The complaints have led to multiple class-action lawsuits against manufacturers, several state and federal investigations and calls for a temporary federal ban on Chinese drywall imports. President Barack Obama also is expected to discuss the issue with Chinese leaders later this month.
While the issue has been centered in Florida, there has been no coordinated statewide response — which could lead to a multitude of well-meaning but conflicting local ordinances and actions on the matter, Aronberg said.
“There’s a lot of widespread concern, and it’s justified. but we need not have a wave of hysteria,” he said. “If the state doesn’t act, then local governments will.”
The proposed task force would “replace this hysteria with a sense of urgency,” Aronberg said.

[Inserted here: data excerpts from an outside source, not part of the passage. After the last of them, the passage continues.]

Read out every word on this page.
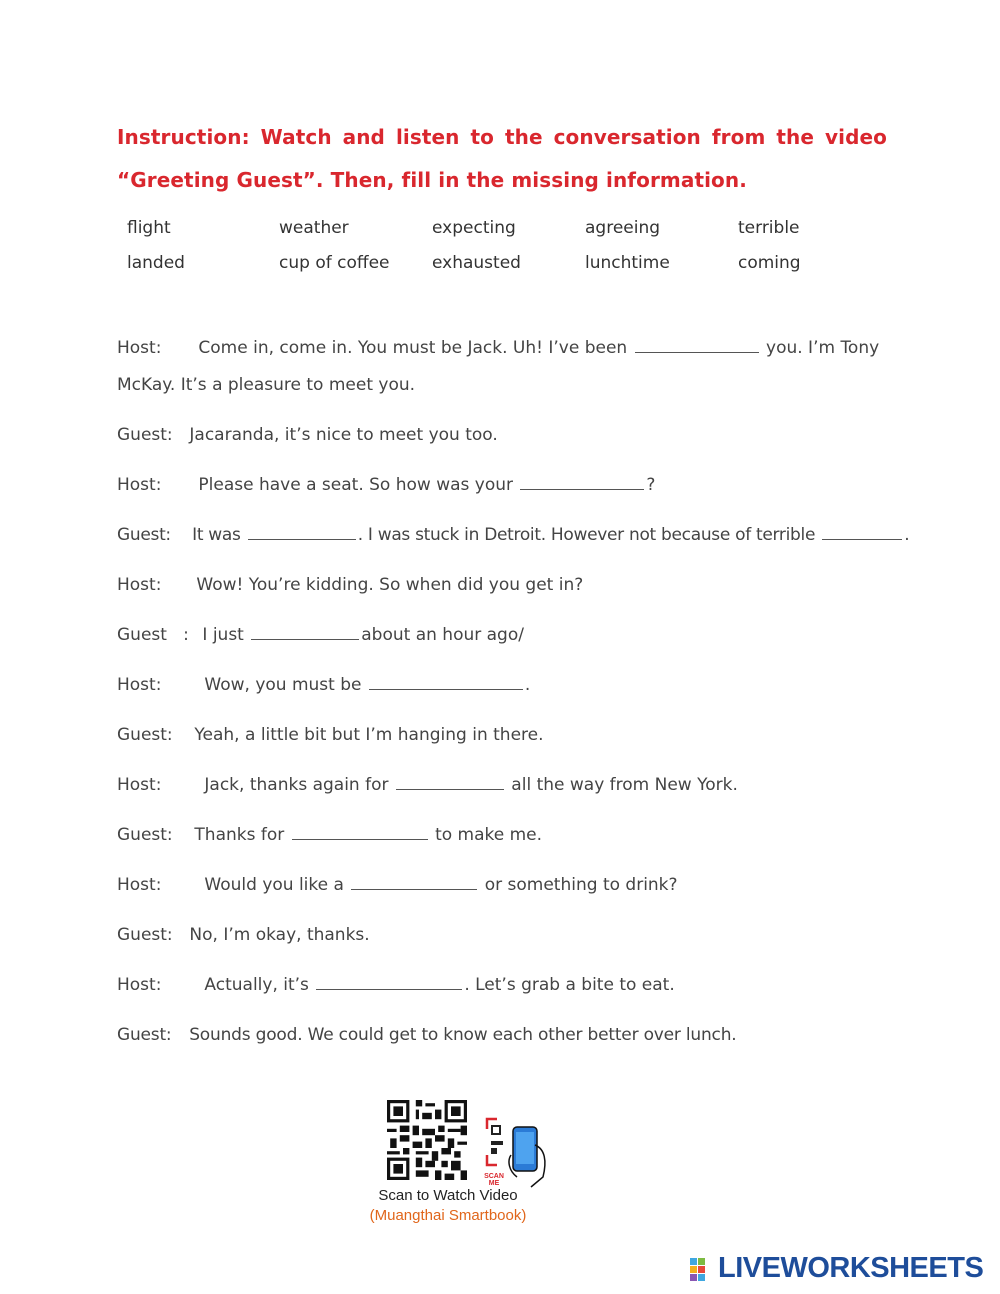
Instruction: Watch and listen to the conversation from the video “Greeting Guest”. Then, fill in the missing information.
flight	weather	expecting	agreeing	terrible
landed	cup of coffee	exhausted	lunchtime	coming
Host: Come in, come in. You must be Jack. Uh! I’ve been	you. I’m Tony
McKay. It’s a pleasure to meet you.
Guest: Jacaranda, it’s nice to meet you too.
Host: Please have a seat. So how was your	?
Guest: It was	. I was stuck in Detroit. However not because of terrible	.
Host: Wow! You’re kidding. So when did you get in?
Guest   : I just	about an hour ago/
Host:	Wow, you must be	.
Guest: Yeah, a little bit but I’m hanging in there.
Host:	Jack, thanks again for	all the way from New York.
Guest: Thanks for	to make me.
Host:	Would you like a	or something to drink?
Guest: No, I’m okay, thanks.
Host:	Actually, it’s	. Let’s grab a bite to eat.
Guest: Sounds good. We could get to know each other better over lunch.
SCAN ME
Scan to Watch Video
(Muangthai Smartbook)
LIVEWORKSHEETS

The task force should include consumer advocates, scientists, health officials, homebuilders and drywall manufacturers, the men said. It has no timetable for taking any action, but should move quickly, they said.
“It really is the right approach,” said Dartland, a former Florida deputy attorney general who focused on consumer laws.
Also Friday, state health officials announced they plan to soon take air samples from homes containing Chinese drywall to determine whether or not it poses a health risk. The Florida Department of Health gave no other details other than saying it hopes to start testing within a few weeks.
The agency also said it has updated its Chinese drywall Web site to help homeowners determine whether or not they have the product. The Web site, doh.state.fl.us/environment/community/indoor-air/casedefinition.html, now contains a case definition and photos.